I remember dubbing the new President as Liberia’s business development or sales manager; her function was much like a sales manager who made sales calls to clients and potential clients. In her case, the clients were all overseas, so the calls were followed up with in-person visits. The President felt that the country was in such dire straits she would better make the presentation herself to the various international organizations holding the country’s debt.
Those visits also created the opportunity to meet with western captains of industries to make the case for Foreign Direct Investment (FDI). Yes, there were some critics within the vocal minority who railed against the President’s frequent travels abroad, but they were missing the forest for the trees.

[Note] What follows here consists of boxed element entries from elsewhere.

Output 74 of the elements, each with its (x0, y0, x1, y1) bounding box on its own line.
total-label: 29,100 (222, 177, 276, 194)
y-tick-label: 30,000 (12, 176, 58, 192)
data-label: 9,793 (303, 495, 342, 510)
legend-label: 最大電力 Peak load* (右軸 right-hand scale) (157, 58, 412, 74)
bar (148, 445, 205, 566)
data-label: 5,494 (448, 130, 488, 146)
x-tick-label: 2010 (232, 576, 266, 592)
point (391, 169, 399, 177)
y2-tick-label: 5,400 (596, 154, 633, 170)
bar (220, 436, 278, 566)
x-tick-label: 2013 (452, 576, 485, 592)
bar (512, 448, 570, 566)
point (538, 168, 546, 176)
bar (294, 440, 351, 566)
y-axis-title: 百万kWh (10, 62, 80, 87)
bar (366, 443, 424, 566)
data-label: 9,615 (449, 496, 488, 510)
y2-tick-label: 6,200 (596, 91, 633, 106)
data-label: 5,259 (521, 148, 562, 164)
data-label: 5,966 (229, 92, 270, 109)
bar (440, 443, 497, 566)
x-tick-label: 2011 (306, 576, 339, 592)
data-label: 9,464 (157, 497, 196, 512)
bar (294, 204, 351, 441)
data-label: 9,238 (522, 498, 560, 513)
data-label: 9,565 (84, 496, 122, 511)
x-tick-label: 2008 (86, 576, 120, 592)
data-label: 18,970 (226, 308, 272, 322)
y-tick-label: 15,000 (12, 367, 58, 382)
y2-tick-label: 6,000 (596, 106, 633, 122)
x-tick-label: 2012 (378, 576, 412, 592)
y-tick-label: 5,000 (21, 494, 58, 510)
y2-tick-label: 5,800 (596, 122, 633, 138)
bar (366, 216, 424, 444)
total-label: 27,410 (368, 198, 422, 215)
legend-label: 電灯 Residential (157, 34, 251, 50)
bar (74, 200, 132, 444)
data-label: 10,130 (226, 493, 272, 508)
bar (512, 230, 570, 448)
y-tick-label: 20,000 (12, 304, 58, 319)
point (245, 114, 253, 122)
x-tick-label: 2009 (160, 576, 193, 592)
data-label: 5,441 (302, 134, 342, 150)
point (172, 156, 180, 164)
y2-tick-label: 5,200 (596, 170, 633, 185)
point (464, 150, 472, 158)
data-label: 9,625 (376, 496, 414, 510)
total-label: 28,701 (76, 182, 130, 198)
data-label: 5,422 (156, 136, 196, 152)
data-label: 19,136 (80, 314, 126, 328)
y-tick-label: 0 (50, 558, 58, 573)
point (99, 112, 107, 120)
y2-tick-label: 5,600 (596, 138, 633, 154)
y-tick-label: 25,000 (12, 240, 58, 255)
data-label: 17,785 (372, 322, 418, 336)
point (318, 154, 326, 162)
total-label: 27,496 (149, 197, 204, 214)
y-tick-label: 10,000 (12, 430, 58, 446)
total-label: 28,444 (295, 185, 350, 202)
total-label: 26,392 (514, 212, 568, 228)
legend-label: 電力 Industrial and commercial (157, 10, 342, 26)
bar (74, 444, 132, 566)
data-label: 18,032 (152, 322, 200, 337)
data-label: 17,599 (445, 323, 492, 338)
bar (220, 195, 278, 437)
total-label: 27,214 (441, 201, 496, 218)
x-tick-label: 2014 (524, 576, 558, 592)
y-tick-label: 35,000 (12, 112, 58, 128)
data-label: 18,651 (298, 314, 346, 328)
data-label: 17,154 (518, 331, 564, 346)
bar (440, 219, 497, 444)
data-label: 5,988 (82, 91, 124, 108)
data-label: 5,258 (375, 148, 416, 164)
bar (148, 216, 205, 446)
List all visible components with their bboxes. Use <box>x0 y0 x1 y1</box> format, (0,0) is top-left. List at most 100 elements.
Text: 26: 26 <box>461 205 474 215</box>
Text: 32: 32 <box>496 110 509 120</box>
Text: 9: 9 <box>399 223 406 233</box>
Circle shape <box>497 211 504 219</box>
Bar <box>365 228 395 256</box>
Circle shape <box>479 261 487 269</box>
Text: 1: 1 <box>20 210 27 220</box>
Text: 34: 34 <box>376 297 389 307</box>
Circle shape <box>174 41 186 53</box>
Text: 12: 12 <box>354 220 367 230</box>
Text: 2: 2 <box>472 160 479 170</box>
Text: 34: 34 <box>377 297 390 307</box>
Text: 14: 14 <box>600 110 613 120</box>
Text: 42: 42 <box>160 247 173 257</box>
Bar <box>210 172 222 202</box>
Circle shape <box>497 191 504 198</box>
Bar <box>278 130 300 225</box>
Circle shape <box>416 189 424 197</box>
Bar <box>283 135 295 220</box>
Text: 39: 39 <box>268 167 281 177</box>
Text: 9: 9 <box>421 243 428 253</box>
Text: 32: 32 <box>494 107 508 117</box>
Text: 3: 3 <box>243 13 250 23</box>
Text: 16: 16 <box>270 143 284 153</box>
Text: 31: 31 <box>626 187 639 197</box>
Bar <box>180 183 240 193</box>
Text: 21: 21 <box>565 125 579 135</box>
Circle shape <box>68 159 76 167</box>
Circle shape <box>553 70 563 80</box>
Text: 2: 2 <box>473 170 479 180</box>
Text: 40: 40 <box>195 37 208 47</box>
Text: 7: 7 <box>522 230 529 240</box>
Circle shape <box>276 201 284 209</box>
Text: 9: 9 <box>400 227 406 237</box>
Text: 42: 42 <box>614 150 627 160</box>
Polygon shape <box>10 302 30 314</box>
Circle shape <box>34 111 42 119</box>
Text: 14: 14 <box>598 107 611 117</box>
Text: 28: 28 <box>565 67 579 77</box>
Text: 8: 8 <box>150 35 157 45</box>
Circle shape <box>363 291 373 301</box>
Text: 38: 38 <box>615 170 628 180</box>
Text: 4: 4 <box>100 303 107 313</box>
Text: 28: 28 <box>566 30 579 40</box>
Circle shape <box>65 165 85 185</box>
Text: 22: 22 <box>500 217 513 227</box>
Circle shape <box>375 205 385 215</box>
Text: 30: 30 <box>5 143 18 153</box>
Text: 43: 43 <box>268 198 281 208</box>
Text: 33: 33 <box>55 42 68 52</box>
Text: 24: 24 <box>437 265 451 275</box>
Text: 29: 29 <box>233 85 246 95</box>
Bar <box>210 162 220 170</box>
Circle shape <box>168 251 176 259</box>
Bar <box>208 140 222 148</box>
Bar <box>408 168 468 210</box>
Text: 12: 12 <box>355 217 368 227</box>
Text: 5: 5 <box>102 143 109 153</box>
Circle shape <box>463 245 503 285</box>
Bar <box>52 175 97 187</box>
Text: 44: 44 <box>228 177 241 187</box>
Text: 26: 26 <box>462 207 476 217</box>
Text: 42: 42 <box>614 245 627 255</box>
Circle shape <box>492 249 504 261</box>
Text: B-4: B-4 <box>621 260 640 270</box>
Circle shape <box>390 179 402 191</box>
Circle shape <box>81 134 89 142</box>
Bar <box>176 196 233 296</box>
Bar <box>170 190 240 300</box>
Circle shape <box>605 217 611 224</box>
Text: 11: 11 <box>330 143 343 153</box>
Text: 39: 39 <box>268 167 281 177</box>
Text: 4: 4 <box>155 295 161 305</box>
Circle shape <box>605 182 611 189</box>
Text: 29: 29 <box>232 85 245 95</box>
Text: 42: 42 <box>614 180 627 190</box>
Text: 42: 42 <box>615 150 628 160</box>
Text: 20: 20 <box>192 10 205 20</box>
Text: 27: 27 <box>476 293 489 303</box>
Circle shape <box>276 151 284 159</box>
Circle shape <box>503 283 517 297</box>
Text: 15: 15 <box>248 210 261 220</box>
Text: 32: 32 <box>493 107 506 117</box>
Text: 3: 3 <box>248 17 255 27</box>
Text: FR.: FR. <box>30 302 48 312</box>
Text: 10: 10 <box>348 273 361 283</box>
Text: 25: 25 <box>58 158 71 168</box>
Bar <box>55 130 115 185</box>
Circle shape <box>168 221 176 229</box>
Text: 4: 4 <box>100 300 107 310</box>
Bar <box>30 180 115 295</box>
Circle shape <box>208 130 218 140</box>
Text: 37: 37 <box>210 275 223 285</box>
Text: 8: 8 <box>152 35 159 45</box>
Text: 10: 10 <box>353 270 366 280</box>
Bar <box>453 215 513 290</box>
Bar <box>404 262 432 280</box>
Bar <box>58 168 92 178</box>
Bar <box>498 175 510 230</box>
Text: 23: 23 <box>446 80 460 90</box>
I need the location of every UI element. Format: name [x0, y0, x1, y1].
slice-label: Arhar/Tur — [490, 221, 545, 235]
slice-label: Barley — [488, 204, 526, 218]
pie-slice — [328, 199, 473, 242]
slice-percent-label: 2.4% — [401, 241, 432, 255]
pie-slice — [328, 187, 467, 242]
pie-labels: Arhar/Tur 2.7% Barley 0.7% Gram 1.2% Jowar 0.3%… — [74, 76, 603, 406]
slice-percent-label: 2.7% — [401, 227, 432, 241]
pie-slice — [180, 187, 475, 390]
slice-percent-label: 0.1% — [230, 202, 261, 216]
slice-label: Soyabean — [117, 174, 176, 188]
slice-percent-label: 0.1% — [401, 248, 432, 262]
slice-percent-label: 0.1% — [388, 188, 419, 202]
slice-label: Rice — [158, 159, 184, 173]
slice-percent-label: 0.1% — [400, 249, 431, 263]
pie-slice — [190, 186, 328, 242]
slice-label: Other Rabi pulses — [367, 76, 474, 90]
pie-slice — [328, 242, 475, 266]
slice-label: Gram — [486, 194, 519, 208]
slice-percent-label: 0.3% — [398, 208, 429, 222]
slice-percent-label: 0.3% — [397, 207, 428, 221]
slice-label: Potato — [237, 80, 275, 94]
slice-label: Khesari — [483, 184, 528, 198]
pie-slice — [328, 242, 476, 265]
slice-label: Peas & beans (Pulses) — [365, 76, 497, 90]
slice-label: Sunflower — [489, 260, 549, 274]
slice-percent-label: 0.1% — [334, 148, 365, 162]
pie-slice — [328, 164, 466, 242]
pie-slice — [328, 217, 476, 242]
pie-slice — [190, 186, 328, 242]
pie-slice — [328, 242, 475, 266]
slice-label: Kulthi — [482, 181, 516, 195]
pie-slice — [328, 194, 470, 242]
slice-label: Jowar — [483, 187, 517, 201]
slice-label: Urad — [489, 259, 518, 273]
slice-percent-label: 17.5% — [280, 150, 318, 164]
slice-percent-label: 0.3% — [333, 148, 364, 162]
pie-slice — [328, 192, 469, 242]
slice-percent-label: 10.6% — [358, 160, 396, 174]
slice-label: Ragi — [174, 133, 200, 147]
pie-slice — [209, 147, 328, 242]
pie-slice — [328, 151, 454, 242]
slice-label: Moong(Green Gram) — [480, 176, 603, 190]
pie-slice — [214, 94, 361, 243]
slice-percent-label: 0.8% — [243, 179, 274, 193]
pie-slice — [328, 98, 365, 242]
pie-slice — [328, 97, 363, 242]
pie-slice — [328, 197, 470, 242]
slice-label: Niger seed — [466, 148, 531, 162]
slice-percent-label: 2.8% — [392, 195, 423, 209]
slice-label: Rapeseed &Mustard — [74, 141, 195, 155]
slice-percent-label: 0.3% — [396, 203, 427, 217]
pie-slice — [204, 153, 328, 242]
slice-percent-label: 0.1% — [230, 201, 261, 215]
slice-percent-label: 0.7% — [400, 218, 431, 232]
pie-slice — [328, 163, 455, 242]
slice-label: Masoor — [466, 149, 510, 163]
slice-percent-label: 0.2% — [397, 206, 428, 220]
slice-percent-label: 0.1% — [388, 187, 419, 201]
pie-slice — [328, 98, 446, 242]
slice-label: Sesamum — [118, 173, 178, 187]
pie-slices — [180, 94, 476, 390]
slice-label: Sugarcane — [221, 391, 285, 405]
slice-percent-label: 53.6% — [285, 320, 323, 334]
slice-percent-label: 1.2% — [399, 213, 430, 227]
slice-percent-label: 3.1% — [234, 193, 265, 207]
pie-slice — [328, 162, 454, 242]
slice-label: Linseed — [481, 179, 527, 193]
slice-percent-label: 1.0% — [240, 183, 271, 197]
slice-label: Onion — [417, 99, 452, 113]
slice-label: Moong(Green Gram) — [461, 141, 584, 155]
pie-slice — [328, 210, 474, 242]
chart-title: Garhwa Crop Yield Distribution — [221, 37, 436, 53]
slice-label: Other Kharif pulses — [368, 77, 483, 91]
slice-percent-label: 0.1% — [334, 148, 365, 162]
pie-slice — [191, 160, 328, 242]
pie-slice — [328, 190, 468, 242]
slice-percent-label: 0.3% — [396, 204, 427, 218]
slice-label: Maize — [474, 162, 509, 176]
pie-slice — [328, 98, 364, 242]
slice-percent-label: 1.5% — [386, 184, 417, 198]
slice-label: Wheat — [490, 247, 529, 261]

That trip, besides negotiating debt reduction, and wooing investors, was also aimed at buoying the confidence of the relatively large Liberian Diaspora in the West. She wanted this group to buy into her development plans…and they did in many ways.
Today all over Liberia, Liberians residing in the USA and other western countries have responded to the President’s invitation by building businesses and homes through the length and breadth of the country. It is also no accident that the “Ellen Effect” is responsible for Liberia being one of the largest ratios of remittance per population on the planet. In fact, a third of Liberia’s GDP comes from remittances from its diaspora.
Contrary to criticisms from some elements within the radical feminist community that Africa’s first female leader has done very little to uplift women, socially, economically, and politically, the facts, retrofitted by data, show that Liberian Women have been playing an assertive role in all sectors of society the past 12 years.
A noteworthy example includes the election of 2017, which showed a hundred-fold increase in women, not only as voters but as candidates as well. Data from the National Elections Commission show that from Cape Mount County to Maryland, and all other counties in between, women were actively seeking to represent their various constituencies. The critics, I believe, are losing control of the language of proportion.
Twelve years of a woman President cannot translate into automatic gains for women, especially in a post-conflict society replete with challenges and competing development priorities. The expectation that the President would have solved all women’s problem is implausible. But again, radical feminists tend to see the world in extremes, with them there’s no gray area or nuance; their aim is a reordering of society, no matter the progress regarding women’s rights..
Corruption remains enemy number one, as the President has reiterated over the years, and I will re-emphasize. But corruption, at least the Liberian version of it, has been around for over a century, and is not going anywhere soon, because of its ubiquitous nature; it is rife in Liberian homes, schools, churches, and wider society.
It is so endemic in Liberia that it has become an acceptable way of life. Male teachers trading grades for sex with teenage or underage girls, Pastors impregnating female members of their congregation, market women putting false bottoms within their rice cups to cheat rice buyers, husbands cheating on their wives and vice versa, and I can go on and on. This bane is etched into the social fabric of the country.
There are integrity institutions, but the integrity institutions will need a buy-in from the people of Liberia, including the country’s law makers if they are to succeed. Only the legislative branch can stiffen the penalties for corruption within government, in consultation with the executive, but so far, the Legislative branch of government seems content with the status quo.
The Sirleaf government has left a fantastic platform and foundation for nation-building that the incoming UP or CDC government can build off of. But it remains to be seen the direction the new government will pursue, whether continuity, or a seismic shift in governance.